Clerkenwell Design Week 2015: Day Two

Zita Menyhart Studio kept things sleek with its monochrome collection of contemporary home accessories. Adding a modern twist to candle holders, jars and vases, the studio embodies cool.
The sustainable furniture by Reason Season Time has a rustic and industrial feel, with all of the pieces being handcrafted from solid reclaimed wood or metal. Each of the cabinets, shelves and desks are entirely unique.

The collaboration between Aleksandrina Rizona and Victoria Umansky for their Aleksa x Vicki collection oozes luxury. The high quality wooden stools emphasise surface texture, unusual design and the use of luxurious materials.
Keep checking the blog for more coverage of the top design work at Clerkenwell Design Week. To see our own Verve installation, click here.

Bright Potato’s stool installation showed off its simple and clean designs with a bold collection of primary colours to brighten up the home.

Known for its innovative and fun furniture designs for our daily lives, DesignK’s objects blend together traditional and experimental design. The Tea For One Table collection provides the perfect solution for a coffee table, designed in the shape of an old-fashioned school stool. The Henry The Egg Cup designs are a playful nod towards King Henry VIII with the crowned top and beheading symbolism, and their Geometry Collection transforms the shape of an ordinary mug with a constructive style of patterns.

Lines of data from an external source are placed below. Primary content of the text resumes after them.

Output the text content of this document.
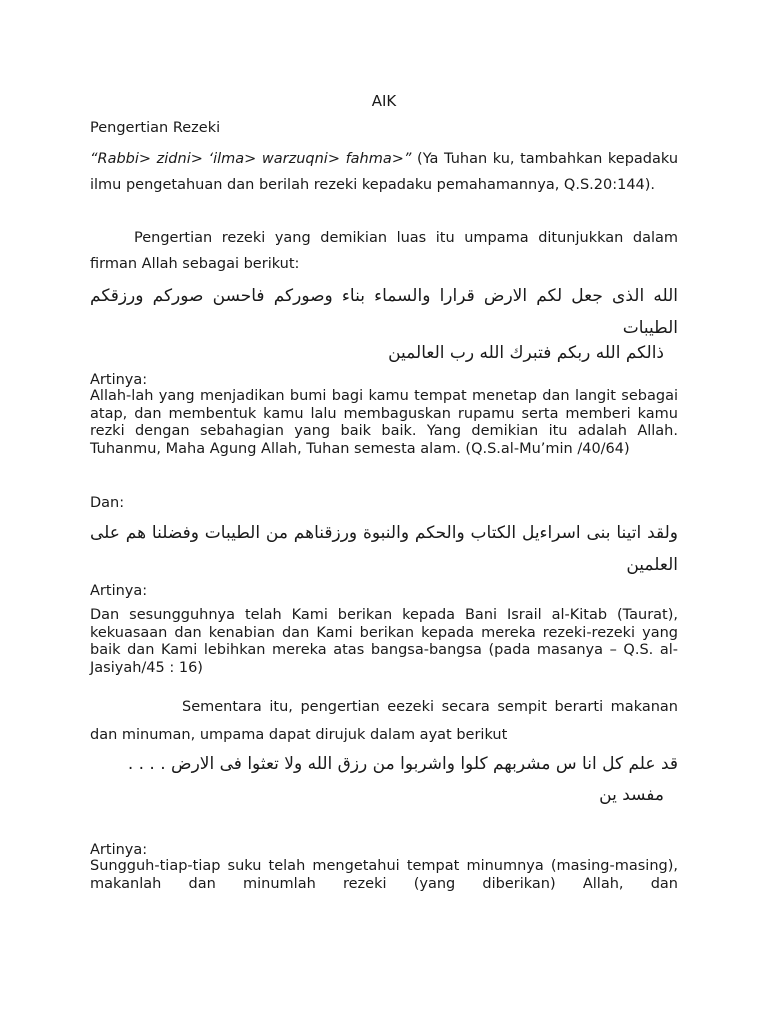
AIK

Pengertian Rezeki

“Rabbi> zidni> ‘ilma> warzuqni> fahma>” (Ya Tuhan ku, tambahkan kepadaku ilmu pengetahuan dan berilah rezeki kepadaku pemahamannya, Q.S.20:144).

Pengertian rezeki yang demikian luas itu umpama ditunjukkan dalam firman Allah sebagai berikut:

الله الذى جعل لكم الارض قرارا والسماء بناء وصوركم فاحسن صوركم ورزقكم الطيبات

ذالكم الله ربكم فتبرك الله رب العالمين

Artinya:

Allah-lah yang menjadikan bumi bagi kamu tempat menetap dan langit sebagai atap, dan membentuk kamu lalu membaguskan rupamu serta memberi kamu rezki dengan sebahagian yang baik baik. Yang demikian itu adalah Allah. Tuhanmu, Maha Agung Allah, Tuhan semesta alam. (Q.S.al-Mu’min /40/64)

Dan:

ولقد اتينا بنى اسراءيل الكتاب والحكم والنبوة ورزقناهم من الطيبات وفضلنا هم على العلمين

Artinya:

Dan sesungguhnya telah Kami berikan kepada Bani Israil al-Kitab (Taurat), kekuasaan dan kenabian dan Kami berikan kepada mereka rezeki-rezeki yang baik dan Kami lebihkan mereka atas bangsa-bangsa (pada masanya – Q.S. al-Jasiyah/45 : 16)

Sementara itu, pengertian eezeki secara sempit berarti makanan dan minuman, umpama dapat dirujuk dalam ayat berikut

قد علم كل انا س مشربهم كلوا واشربوا من رزق الله ولا تعثوا فى الارض . . . .

مفسد ين

Artinya:

Sungguh-tiap-tiap suku telah mengetahui tempat minumnya (masing-masing), makanlah dan minumlah rezeki (yang diberikan) Allah, dan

The Celebrate Wall created by Surface View is the interior design company’s latest large-scale project, adding a colourful mural to the outside of Platform. Each of the giant letters is cast against a cultural landscape to create the effect of a paper collage.


Clerkenwell Design Week’s Platform exhibition space welcomed a huge range of emerging designers, across various disciplines from glass and wood, to textiles. Showcasing the work of some of the world’s most exciting up-and-coming design talent, Platform once again used the unusual space of Clerkenwell’s old prison, known as the House of Detention. The venue’s own atmospheric architecture brought each of the design collections to life.